Senator Mason —I just gave you a warning about it.

Senator SIBRAA —I realise that, and I would like him to listen to what I have to say now. Senator Mason said that I had rather arrogantly threatened the Democrats over preferences in future elections. I said previously that the NDP, at the time of the next election, could be an established party with an identifiable party platform, and that the Labor Party could well direct its preferences to the NDP. This is correct, although I personally would not want that to happen. I also said that preferences could now be directed much more tightly than in the past and could differ from State to State, according to the number of candidates, the number of parties and local circumstances. I acknowledge that the Democrats could do the same thing; I realise that. I was making the point that it is a whole new ball game under the newly simplified voting system in the Senate.

Senator Mason thought it was threatening. However, I believe it was simply a statement of fact. I would expect that the same result would occur in New South Wales in future Senate elections as occurred this time; that is, if the Labor Party does not win the final seat its preferences will elect Senator Mason or a Democrat senator. That has been the historical pattern since the Democrats came into existence, and I would expect that would happen in the future.

The Senate result in New South Wales showed that, despite other parties competing to the left of the Labor Party on some issues, we continued to poll strongly, with approximately 43 per cent of the total vote on the first count. This was an excellent result, I believe, in view of the 9 per cent polled by the NDP. One disturbing feature of the vote in New South Wales, however, is that in some rural areas, particularly in Riverina-Darling, the Labor Party vote in the Senate exceeded that received in the House of Representatives. The vote in the House of Representatives in Riverina-Darling was approximately 45 per cent, yet in the Senate it was in excess of 47 per cent, and that is not the only example in rural New South Wales. The results require some careful research and a lot of work by our Party before the next election.

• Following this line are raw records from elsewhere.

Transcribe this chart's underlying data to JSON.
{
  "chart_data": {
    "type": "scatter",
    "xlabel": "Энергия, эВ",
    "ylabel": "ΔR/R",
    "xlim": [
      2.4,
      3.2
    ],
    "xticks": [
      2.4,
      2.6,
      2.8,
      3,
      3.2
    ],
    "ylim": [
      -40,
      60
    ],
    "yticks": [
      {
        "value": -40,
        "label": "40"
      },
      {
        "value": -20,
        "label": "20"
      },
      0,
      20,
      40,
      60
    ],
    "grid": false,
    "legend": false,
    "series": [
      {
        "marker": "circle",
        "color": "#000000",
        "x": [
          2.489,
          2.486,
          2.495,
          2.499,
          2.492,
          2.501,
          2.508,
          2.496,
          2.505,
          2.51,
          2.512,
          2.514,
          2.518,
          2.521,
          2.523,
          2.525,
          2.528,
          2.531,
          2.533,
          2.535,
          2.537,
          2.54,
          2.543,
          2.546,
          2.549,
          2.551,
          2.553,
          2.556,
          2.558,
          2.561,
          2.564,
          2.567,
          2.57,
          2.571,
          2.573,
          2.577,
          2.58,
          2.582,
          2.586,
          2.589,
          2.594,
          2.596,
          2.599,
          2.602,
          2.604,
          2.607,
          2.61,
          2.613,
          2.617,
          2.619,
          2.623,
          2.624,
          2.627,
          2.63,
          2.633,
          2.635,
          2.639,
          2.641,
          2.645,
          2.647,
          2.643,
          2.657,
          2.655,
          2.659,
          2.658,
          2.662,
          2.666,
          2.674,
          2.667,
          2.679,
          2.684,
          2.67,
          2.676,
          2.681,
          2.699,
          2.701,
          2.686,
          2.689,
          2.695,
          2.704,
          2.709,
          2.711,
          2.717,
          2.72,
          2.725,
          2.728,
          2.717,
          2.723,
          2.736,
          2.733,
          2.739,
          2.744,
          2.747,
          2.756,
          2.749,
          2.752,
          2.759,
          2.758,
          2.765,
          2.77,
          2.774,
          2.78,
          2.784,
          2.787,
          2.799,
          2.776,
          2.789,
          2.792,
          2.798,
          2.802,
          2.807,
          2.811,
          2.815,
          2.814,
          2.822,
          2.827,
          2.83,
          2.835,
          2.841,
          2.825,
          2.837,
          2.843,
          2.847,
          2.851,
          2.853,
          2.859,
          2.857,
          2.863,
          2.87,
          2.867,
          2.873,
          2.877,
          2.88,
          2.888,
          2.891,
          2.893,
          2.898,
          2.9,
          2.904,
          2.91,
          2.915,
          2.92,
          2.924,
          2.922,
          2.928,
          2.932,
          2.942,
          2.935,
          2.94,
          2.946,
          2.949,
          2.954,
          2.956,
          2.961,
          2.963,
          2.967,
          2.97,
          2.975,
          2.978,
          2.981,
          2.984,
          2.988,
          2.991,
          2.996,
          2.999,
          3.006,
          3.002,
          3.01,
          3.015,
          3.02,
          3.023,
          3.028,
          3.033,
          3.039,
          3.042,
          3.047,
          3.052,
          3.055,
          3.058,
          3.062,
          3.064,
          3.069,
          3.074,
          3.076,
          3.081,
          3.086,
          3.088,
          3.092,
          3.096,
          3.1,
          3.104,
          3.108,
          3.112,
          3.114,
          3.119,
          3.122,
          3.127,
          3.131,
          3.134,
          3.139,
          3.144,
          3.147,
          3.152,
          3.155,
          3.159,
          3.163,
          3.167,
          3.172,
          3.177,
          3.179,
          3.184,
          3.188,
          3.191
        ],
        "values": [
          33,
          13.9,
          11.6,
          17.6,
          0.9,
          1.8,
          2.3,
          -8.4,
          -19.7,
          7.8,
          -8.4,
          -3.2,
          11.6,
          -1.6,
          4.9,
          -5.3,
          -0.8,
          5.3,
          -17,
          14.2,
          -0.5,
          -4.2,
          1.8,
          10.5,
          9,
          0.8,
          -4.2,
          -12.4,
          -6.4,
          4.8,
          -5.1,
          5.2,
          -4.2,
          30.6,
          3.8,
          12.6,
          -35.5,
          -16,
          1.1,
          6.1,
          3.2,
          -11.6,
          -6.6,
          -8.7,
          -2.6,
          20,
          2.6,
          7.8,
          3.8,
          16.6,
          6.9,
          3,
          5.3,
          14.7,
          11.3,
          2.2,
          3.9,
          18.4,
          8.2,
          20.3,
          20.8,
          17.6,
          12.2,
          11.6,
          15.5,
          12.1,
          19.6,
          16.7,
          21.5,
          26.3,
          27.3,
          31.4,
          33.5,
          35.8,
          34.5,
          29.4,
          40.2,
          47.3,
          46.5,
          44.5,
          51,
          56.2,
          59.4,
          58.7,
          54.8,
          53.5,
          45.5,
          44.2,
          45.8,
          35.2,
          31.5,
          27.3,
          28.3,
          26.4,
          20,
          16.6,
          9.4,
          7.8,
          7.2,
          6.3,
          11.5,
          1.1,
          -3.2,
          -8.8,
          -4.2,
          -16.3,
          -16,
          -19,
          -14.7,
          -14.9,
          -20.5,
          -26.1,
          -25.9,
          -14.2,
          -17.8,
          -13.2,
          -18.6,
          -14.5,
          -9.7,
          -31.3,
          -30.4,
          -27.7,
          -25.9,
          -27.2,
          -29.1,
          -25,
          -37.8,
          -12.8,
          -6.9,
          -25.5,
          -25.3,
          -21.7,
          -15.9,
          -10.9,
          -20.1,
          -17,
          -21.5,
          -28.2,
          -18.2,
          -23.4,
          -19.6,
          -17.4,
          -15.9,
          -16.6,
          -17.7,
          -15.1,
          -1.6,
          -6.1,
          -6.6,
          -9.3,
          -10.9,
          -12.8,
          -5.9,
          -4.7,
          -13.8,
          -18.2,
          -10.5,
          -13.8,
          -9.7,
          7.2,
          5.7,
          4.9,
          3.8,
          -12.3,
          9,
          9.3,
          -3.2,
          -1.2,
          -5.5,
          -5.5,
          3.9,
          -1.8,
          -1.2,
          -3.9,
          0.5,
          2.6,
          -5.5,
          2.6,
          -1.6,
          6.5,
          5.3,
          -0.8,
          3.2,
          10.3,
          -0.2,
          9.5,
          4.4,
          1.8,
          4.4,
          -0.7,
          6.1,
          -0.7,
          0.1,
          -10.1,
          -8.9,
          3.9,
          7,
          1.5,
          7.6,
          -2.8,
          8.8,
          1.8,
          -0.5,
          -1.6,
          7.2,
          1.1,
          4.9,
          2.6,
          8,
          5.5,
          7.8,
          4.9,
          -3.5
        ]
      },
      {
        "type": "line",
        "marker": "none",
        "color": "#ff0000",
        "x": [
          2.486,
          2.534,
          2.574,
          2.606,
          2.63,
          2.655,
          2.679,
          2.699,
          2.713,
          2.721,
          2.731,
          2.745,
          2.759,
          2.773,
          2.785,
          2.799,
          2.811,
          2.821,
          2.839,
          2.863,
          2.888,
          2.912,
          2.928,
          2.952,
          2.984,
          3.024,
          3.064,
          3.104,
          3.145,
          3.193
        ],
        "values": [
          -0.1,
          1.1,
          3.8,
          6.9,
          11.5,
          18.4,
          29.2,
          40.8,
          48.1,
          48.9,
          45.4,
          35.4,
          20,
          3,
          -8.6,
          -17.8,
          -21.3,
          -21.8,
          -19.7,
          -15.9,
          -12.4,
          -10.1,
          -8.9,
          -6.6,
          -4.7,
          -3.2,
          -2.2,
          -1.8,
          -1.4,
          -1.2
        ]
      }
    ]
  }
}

The Hawke Labor Government has now the opportunity to be the longest serving Labor Government in Australia's history, with the next election possibly being held as late as April 1988. It is also the first time in history that the Labor Party is presiding over an Australian economy which is on the up-swing as opposed to being elected to government in time of crisis. For the record, almost 400,000 more Australians are now in work since the historical National Economic Summit Conference in April 1983. We are well on the way to achieving our campaign promise, a target of 500,000 more jobs in the first three years of a Labor government. At the same time, we halved the inflation rate inherited from the Fraser-Howard years. Australia's inflation rate is now only 5.3 per cent. Further, the number of days lost during industrial disputation has falled to its lowest level for 16 years.

Senator Walters —Come on, come on.

Senator SIBRAA —If Senator Walters does not like those statistics that is tough, but that is the record at the moment-we have the lowest level of industrial disputation for 16 years. It is clear that the wish of the Australian people at the last election, to have a Labor Government in Canberra, has been fulfilled. With such a fine record of achievement in the previous 20 months, this is not surprising. If the Labor Government is allowed to do what it was elected to do and implement its program of reform, the Australian people, so clearly benefiting from the policies of the Labor Party, can again be expected to return a Labor Government in 1988.